EAIRA: Establishing a Methodology for Evaluating AI Models as Scientific Research Assistants
Franck Cappello, Sandeep Madireddy, Robert Underwood, Neil Getty, Nicholas Lee-Ping Chia, Nesar Ramachandra, Josh Nguyen, Murat Keceli, Tanwi Mallick, Zilinghan Li, Marieme Ngom, Chenhui Zhang, Angel Yanguas-Gil, Evan Antoniuk, Bhavya Kailkhura, Minyang Tian, Yufeng Du, Yuan-Sen Ting, Azton Wells, Bogdan Nicolae, Avinash Maurya, M. Mustafa Rafique, Eliu Huerta, Bo Li, Ian Foster, Rick Stevens
TL;DR
This work introduces EAIRA, a holistic methodology for evaluating AI models as scientific research assistants by combining four complementary techniques: MCQ benchmarks, Open Response benchmarks, lab-style experiments, and field-style experiments. It emphasizes cross-cutting considerations of safety, trust, and reliable uncertainty quantification, and details scalable software infrastructure (STaR) to run large-scale evaluations on HPC systems. The paper also presents domain-specific and multi-domain benchmarks (Astronomy, Climate, AI4S) and open-response benchmarks (SciCode, ALDbench), plus end-to-end evaluation approaches that reveal strengths and weaknesses across real-world scientific tasks.

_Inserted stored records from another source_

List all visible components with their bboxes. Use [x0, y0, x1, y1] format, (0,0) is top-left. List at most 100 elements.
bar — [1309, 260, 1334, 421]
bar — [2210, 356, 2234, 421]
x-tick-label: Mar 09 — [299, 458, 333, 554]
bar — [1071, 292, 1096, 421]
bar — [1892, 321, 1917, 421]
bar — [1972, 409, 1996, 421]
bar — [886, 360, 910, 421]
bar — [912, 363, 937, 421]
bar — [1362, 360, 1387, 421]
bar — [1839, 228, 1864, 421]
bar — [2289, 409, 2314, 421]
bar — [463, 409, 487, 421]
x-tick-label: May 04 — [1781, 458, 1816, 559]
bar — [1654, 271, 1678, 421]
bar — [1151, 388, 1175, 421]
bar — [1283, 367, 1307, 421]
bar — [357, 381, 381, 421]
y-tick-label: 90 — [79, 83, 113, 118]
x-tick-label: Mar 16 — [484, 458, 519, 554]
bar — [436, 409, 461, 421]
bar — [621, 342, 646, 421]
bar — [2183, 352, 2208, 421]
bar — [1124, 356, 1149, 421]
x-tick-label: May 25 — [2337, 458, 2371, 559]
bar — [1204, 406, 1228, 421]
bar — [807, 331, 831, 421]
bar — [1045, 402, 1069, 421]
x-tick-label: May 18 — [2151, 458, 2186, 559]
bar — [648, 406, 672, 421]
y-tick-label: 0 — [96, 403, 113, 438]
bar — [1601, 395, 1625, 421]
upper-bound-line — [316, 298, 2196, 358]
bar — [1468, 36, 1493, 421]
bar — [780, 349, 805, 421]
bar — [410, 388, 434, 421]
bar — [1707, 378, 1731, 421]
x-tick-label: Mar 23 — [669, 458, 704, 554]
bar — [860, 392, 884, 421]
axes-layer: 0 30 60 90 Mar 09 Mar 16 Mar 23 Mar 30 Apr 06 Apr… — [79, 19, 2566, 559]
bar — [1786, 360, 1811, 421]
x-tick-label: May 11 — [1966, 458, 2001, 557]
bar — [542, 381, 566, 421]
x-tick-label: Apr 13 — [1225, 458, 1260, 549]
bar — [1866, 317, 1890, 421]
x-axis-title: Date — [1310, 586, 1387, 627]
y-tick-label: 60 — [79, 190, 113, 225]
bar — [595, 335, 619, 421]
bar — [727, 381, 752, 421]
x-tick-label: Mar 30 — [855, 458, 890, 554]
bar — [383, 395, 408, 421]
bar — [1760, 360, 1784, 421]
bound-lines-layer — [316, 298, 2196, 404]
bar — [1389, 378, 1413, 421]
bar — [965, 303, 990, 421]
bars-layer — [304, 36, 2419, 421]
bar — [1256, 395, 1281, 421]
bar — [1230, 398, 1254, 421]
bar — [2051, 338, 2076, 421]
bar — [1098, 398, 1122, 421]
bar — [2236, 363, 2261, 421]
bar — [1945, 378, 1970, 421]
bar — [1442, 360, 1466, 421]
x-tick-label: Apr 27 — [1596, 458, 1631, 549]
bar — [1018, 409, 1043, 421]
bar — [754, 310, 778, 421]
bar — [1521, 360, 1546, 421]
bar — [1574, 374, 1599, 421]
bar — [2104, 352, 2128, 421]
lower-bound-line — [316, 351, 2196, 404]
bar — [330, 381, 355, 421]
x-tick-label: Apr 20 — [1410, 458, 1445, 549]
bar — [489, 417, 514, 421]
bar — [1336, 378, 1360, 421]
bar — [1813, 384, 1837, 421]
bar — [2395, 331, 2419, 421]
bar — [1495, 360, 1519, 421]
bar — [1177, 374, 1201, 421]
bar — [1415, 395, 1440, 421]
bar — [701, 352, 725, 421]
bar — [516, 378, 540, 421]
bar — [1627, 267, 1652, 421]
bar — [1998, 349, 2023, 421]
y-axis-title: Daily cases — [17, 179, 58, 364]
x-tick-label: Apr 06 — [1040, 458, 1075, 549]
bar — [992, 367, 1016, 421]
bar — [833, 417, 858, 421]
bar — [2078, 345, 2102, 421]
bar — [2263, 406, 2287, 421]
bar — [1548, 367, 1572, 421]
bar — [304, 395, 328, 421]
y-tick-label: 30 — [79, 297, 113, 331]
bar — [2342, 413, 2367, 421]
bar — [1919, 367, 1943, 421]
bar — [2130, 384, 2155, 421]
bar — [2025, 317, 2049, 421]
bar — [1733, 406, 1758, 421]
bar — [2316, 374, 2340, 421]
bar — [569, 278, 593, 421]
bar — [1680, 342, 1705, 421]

Collectively, these contributions aim to provide a rigorous, adaptable framework for measuring LLMs’ scientific knowledge, reasoning, and safety, and to guide future improvements and benchmarking across domains. The significance lies in enabling scalable, trust-conscious evaluation of AI assistants in critical scientific workflows, with concrete benchmarks, infrastructure, and forward-looking plans for expansion and refinement.
Abstract
Recent advancements have positioned AI, and particularly Large Language Models (LLMs), as transformative tools for scientific research, capable of addressing complex tasks that require reasoning, problem-solving, and decision-making. Their exceptional capabilities suggest their potential as scientific research assistants but also highlight the need for holistic, rigorous, and domain-specific evaluation to assess effectiveness in real-world scientific applications. This paper describes a multifaceted methodology for Evaluating AI models as scientific Research Assistants (EAIRA) developed at Argonne National Laboratory. This methodology incorporates four primary classes of evaluations. 1) Multiple Choice Questions to assess factual recall; 2) Open Response to evaluate advanced reasoning and problem-solving skills; 3) Lab-Style Experiments involving detailed analysis of capabilities as research assistants in controlled environments; and 4) Field-Style Experiments to capture researcher-LLM interactions at scale in a wide range of scientific domains and applications. These complementary methods enable a comprehensive analysis of LLM strengths and weaknesses with respect to their scientific knowledge, reasoning abilities, and adaptability. Recognizing the rapid pace of LLM advancements, we designed the methodology to evolve and adapt so as to ensure its continued relevance and applicability. This paper describes the methodology state at the end of February 2025. Although developed within a subset of scientific domains, the methodology is designed to be generalizable to a wide range of scientific domains.